St.Francis Prep. Physical Education 788
It is healthier to inhale through the nose rather than through the mouth. The tiny hairs in the nostrils act as a filtering system for dirt and impurities from the air that would, if inhaled through the mouth, be absorbed into the lungs. Also, it is better to inhale through the nose, especially in cold weather, so that air taken in through the nose is warmed before reaching the lungs.
I. Diaphragmatic Breathing
Method: It is fundamentally important that the air be taken as low into the lungs as possible, as if trying to fill the lower abdomen with air.
First - In a relaxed sitting or standing position, place your feet flat on the floor, back and neck straight, not arched or curved, chin tucked, eyes closed or focused on a point nearby, straight ahead.
Second - Place your right hand just below your navel and your left hand on your chest. Continue breathing normally for a few moments. Notice that as you breathe, your chest is moving, expanding and deflating, while your abdominal area is relatively still.
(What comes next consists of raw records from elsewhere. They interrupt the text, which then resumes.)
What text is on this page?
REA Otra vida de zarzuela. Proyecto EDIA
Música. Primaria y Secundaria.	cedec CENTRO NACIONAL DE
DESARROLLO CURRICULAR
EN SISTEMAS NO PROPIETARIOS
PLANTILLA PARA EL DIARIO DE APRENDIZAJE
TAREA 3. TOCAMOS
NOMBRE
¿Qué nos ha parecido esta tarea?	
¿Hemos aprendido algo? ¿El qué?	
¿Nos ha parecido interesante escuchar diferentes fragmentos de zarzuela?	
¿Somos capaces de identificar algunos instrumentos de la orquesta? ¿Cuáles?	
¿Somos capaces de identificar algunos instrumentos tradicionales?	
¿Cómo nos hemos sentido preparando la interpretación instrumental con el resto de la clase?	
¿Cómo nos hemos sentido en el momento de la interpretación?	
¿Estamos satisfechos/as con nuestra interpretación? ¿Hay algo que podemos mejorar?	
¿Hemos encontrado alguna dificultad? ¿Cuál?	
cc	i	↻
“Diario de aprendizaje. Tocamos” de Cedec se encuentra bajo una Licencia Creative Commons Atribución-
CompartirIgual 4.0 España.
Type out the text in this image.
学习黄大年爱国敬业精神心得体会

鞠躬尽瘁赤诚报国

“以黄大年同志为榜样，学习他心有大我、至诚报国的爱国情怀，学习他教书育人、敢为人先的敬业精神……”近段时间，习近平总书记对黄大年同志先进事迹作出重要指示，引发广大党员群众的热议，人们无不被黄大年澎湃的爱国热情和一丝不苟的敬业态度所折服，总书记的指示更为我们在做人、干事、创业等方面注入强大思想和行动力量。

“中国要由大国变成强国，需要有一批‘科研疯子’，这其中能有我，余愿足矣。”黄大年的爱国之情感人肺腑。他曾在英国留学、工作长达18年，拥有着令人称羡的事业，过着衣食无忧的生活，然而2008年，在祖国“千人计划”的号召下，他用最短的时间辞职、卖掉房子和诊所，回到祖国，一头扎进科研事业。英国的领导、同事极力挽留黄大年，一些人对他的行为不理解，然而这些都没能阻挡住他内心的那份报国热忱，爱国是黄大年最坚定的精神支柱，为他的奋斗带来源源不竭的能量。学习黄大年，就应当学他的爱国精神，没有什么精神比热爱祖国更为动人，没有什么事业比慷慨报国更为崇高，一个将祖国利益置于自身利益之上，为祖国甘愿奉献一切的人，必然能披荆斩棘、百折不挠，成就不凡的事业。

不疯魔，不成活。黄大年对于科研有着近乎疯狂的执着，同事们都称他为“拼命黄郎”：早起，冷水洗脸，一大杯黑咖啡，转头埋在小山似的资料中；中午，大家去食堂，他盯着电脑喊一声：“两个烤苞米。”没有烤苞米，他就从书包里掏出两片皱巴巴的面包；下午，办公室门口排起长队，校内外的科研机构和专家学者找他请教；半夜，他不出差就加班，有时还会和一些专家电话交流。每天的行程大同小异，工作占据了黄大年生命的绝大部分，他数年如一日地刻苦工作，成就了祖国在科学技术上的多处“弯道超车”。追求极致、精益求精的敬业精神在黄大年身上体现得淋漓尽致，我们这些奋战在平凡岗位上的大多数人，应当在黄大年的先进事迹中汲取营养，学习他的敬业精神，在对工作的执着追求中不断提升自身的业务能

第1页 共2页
Third - Gradually take a slow, even breath through your nose directing it as low as possible into your lungs, trying not to allow the chest to rise, but keeping it "sunk" and free of tension. Feel the filling of the lower abdomen with your right hand, using the left hand over the chest to monitor whether it is remaining still. Both inhaling and exhaling should be done slowly, gradually and evenly.
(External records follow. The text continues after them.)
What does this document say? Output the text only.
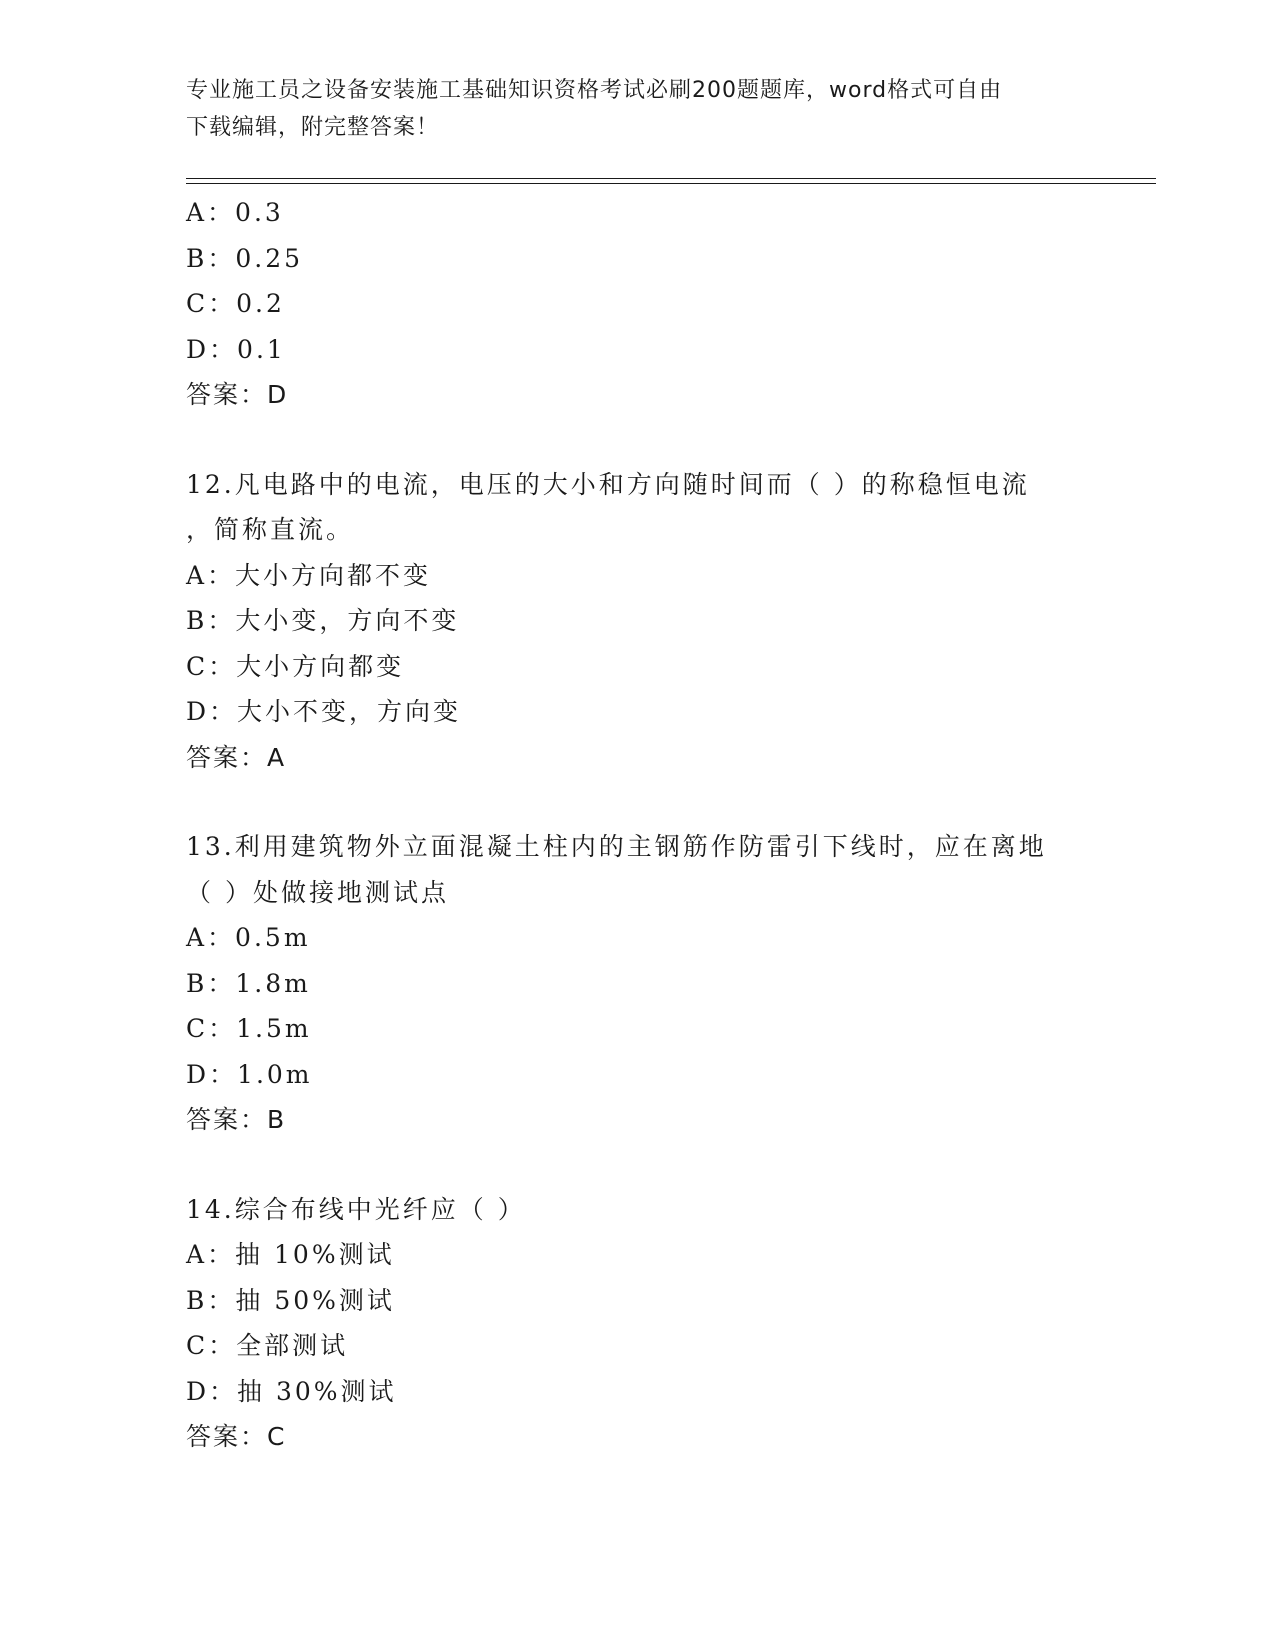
专业施工员之设备安装施工基础知识资格考试必刷200题题库，word格式可自由
下载编辑，附完整答案！
A：0.3
B：0.25
C：0.2
D：0.1
答案：D
12.凡电路中的电流，电压的大小和方向随时间而（ ）的称稳恒电流
，简称直流。
A：大小方向都不变
B：大小变，方向不变
C：大小方向都变
D：大小不变，方向变
答案：A
13.利用建筑物外立面混凝土柱内的主钢筋作防雷引下线时，应在离地
（ ）处做接地测试点
A：0.5m
B：1.8m
C：1.5m
D：1.0m
答案：B
14.综合布线中光纤应（ ）
A：抽 10%测试
B：抽 50%测试
C：全部测试
D：抽 30%测试
答案：C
It is important that you maintain a good posture, relaxed muscles and that you develop the ability to practice the exercise with a peaceful mind. It will be helpful to wear loose clothing or loosen the belt.
This exercise should be practiced on a regular basis, until you feel comfortable breathing this way. Use this method of breathing at all times. You don't need "time out" to utilize this method of relaxation - you have to breathe anyway - Why not relax as you breathe?
II. Complete Yogic Breath
Method: This exercise is actually three phases of breathing done in sequence - diaphragmatic, thoracic, and clavicular.
Begin by exhaling fully and then inhaling down into the lowest parts of the lungs. As they fill, the abdomen will begin to protrude. Continue to inhale, filling the chest to its capacity. To complete this breath, continue to inhale into the clavicular area. The slight movement of the shoulders up toward the head will accomplish this. To exhale properly, reverse the process.
Establish a routine of practice for yourself and practice this method of breathing three or four times during each practice session.